» Wto lip 08, 2025 13:20
Re: Szarość nie radość. Kotki, koteczki. Fotki, foteczki
To jak nasza Kicia. Od maja 2018 w domu. Juz na dworze byla pieszczocha, a w domu jeszcze bardziej. Glaskana natychmiast mruczy jak traktor na jalowym biegu i nawet wypina dupke do glaskania. Ale minute potem na widok czlowieka wieje z mina "o jezu, zabijo, ratuj sie kto moze!". Tak reaguje na mnie, tak na zone. Lapek ma podobnie ale chyba mniej mu sie tryb paniki wlacza, po prostu oddala sie o pare krokow.

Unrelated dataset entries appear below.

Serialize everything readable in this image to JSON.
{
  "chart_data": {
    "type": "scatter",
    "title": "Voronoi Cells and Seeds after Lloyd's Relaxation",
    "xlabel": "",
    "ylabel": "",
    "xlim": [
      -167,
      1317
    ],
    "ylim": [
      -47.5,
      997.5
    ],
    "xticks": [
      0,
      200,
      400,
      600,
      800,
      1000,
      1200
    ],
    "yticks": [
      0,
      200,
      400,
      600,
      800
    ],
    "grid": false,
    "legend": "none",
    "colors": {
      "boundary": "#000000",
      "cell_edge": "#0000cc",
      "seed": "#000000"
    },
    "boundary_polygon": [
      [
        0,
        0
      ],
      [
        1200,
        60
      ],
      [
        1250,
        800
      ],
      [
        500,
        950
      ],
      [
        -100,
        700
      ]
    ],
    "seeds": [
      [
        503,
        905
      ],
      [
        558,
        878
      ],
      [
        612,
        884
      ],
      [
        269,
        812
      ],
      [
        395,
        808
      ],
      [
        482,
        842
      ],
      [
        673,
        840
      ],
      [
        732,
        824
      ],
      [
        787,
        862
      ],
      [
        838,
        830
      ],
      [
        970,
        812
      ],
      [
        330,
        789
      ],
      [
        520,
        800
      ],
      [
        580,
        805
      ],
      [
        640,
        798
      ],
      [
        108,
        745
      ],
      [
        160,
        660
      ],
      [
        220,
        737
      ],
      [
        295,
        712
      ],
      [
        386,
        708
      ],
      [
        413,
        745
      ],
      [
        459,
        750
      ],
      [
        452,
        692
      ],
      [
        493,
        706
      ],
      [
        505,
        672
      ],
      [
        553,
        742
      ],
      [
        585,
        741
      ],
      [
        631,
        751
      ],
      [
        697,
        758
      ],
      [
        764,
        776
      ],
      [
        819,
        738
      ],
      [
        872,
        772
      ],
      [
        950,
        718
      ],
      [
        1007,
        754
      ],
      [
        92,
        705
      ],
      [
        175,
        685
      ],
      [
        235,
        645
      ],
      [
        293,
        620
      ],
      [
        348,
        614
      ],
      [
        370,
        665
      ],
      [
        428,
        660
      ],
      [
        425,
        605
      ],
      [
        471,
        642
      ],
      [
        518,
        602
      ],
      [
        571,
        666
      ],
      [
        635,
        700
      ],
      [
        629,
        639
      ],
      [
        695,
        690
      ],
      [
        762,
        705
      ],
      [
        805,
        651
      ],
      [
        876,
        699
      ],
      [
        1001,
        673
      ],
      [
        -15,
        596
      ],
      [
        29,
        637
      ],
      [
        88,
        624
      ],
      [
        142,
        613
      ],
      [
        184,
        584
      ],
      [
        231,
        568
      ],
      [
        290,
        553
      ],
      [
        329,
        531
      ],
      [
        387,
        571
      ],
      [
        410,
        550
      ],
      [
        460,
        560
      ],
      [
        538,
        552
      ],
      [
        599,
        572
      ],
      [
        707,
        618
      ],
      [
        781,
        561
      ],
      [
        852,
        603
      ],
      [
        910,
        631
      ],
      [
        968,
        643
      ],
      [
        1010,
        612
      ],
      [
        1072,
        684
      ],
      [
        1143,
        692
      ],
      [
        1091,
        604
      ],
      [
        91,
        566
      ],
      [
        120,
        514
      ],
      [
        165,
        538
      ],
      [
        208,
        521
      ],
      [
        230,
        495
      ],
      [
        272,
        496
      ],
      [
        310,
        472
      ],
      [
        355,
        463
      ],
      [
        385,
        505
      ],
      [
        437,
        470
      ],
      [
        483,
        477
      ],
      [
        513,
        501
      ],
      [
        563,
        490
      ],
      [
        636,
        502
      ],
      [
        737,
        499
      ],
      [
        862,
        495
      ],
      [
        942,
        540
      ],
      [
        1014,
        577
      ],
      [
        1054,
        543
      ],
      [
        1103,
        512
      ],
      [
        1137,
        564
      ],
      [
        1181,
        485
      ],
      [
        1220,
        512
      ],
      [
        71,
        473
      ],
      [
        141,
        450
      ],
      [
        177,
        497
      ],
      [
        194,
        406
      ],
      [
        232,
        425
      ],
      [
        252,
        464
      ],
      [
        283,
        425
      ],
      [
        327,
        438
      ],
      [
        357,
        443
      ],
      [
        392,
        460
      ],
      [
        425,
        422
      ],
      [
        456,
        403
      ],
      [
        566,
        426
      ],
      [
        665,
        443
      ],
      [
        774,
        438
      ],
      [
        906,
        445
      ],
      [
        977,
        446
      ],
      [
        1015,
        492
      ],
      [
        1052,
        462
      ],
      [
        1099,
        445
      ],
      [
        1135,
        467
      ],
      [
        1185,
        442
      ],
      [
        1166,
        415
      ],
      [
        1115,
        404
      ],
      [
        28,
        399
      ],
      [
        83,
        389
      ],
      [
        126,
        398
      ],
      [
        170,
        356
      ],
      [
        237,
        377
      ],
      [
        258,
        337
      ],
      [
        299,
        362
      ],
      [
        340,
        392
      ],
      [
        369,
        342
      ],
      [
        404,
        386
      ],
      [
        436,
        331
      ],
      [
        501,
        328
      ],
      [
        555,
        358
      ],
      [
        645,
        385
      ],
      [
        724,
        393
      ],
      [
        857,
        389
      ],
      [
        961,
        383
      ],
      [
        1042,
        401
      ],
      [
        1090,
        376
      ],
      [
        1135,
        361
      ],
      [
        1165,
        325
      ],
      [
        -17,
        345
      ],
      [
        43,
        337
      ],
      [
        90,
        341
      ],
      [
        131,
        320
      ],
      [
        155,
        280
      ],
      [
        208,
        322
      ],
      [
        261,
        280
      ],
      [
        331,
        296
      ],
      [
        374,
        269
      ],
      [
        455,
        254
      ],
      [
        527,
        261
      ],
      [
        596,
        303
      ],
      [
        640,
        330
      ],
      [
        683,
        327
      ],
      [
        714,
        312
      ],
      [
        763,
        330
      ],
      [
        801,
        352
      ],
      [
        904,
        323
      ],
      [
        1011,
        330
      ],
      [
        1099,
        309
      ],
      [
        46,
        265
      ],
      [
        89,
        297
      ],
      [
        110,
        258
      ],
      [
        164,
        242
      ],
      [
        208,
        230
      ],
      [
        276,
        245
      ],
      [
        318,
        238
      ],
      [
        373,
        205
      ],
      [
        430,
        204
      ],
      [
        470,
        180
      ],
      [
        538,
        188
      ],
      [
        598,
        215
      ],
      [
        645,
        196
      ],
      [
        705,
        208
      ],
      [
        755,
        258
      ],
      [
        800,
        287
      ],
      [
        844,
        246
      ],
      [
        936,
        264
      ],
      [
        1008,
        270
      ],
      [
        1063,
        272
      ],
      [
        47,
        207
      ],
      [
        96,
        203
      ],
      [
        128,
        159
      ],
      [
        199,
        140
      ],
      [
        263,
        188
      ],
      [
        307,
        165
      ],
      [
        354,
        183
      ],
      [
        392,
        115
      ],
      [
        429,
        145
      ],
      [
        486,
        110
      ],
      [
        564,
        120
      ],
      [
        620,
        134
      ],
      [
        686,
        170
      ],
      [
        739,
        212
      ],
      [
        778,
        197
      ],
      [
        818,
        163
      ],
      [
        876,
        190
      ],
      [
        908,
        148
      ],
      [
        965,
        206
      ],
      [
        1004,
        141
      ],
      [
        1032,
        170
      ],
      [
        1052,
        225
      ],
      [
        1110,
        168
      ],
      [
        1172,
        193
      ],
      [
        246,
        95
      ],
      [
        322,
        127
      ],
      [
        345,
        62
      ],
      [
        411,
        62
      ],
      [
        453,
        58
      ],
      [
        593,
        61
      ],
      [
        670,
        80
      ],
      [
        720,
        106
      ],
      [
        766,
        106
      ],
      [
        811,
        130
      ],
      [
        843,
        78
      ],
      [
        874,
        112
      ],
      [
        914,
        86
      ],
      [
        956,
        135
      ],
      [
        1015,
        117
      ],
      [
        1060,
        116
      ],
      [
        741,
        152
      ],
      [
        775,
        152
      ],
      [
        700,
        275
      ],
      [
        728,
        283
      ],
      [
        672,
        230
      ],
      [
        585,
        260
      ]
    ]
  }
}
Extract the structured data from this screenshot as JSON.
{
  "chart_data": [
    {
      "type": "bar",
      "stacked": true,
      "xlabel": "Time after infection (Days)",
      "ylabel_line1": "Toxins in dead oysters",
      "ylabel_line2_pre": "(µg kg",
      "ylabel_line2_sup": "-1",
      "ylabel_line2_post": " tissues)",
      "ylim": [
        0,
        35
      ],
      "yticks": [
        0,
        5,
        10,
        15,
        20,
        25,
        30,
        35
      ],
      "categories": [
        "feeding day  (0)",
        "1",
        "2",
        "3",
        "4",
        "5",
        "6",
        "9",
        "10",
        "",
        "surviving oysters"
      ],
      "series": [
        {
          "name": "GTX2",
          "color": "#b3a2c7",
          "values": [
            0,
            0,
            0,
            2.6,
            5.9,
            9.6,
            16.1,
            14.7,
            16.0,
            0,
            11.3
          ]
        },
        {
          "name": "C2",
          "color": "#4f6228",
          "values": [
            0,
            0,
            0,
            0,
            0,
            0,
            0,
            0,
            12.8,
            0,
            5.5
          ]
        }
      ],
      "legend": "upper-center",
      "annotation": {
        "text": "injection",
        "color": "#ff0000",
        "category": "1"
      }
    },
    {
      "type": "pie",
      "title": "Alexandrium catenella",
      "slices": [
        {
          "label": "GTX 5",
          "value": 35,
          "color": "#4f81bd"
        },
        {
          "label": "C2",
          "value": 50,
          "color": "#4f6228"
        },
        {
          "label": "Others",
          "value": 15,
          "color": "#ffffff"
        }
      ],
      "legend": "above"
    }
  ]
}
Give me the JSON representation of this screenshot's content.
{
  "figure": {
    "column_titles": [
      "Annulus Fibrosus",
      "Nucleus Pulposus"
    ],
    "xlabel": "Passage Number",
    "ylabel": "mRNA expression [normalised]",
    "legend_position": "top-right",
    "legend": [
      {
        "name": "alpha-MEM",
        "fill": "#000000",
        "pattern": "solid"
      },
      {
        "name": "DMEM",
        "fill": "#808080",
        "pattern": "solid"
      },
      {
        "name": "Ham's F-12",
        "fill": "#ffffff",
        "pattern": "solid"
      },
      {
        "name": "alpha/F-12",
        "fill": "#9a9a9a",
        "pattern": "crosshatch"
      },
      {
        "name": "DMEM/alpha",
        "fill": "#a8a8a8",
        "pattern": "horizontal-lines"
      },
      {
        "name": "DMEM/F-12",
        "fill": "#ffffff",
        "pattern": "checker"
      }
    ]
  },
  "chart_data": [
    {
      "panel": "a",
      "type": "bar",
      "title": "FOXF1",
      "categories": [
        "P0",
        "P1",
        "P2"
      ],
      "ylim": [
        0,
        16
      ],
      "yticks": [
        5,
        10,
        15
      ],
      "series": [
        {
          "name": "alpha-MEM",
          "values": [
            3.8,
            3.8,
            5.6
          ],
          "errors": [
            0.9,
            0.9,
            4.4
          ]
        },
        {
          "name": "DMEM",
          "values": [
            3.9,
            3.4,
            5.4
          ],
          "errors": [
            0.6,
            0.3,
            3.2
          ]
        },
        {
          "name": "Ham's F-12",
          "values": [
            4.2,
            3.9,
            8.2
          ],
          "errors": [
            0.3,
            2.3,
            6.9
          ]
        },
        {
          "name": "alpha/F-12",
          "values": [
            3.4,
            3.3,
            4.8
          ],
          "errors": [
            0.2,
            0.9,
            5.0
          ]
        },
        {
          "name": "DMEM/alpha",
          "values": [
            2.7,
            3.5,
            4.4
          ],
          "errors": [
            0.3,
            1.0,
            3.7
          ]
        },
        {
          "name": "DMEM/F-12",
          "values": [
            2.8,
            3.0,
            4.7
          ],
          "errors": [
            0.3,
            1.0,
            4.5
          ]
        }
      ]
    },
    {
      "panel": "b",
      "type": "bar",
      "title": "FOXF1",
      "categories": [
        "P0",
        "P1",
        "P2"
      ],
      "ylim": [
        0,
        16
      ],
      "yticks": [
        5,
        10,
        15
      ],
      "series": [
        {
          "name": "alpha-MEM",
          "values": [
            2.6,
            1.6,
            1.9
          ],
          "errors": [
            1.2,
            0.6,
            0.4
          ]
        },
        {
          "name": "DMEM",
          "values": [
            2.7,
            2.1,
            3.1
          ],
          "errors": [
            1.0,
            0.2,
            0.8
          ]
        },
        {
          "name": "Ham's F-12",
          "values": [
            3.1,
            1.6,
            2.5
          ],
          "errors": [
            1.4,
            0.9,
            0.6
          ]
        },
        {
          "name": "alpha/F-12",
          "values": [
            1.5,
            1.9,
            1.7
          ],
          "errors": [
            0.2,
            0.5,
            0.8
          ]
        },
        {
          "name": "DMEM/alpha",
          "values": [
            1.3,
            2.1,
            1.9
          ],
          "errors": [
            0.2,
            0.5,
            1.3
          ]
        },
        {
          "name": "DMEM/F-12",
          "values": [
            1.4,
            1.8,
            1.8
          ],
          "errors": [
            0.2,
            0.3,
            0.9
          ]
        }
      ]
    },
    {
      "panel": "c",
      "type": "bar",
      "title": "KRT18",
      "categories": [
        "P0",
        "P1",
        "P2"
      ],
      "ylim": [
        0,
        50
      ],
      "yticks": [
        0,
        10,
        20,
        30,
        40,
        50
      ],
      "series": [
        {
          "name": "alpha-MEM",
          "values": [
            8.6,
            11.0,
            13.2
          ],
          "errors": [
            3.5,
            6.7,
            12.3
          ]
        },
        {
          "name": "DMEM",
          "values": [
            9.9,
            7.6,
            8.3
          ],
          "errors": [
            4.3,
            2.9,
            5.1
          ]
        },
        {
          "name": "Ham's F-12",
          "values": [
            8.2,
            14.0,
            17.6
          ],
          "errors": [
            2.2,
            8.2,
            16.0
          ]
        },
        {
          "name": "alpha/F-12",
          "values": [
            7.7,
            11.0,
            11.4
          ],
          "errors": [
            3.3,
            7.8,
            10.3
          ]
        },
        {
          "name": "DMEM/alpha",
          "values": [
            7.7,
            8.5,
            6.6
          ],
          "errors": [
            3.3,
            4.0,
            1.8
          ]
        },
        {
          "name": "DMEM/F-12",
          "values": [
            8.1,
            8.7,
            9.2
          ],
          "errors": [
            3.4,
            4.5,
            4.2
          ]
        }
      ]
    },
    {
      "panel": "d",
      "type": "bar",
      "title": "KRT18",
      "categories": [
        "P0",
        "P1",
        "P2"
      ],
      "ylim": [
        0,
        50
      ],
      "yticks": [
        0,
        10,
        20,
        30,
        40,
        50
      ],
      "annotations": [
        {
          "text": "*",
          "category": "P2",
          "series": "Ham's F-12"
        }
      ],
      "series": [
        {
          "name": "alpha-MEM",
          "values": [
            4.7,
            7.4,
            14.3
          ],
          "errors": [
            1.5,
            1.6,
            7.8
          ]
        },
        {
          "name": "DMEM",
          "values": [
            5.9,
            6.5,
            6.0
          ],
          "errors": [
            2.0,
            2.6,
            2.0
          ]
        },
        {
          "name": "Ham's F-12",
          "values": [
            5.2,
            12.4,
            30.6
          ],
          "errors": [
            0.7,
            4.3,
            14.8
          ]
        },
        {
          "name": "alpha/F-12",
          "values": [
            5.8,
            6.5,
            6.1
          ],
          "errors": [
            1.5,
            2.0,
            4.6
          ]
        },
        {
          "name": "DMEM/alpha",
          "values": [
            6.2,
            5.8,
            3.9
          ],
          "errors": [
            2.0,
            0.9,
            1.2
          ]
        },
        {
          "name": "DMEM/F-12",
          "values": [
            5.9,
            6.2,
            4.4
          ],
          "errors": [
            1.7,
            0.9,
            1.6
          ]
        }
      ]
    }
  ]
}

A ona wieje jakby dopiero co z dworu wzieta. W niej ten gen dzikosci zostal. Nawet sie nie oduczyla podkladac sobie lapki pod mordke jak spi na lozku. Lapek juz skumal, ze nie trzeba (by izolowac pyszczek od twardej i zimnej ziemi), a ona nadal tak ma i tak juz miec bedzie.
BTW: "Ręce w małdrzyk" to staropolskie wyrażenie oznaczające złożenie dłoni na krzyż w taki sposób, że jedna dłoń przykrywa wierzch drugiej, jak podaje Narodowe Centrum Kultury. Nie chodzi tu o dłonie złożone wnętrzami do siebie (jak do modlitwy), ale o ułożenie przypominające kształt małych serków, zwanych małdrzykami, które kiedyś robiono w lnianych woreczkach, j

Ludzie, którzy nie lubią kotów, w poprzednim życiu musieli być myszami.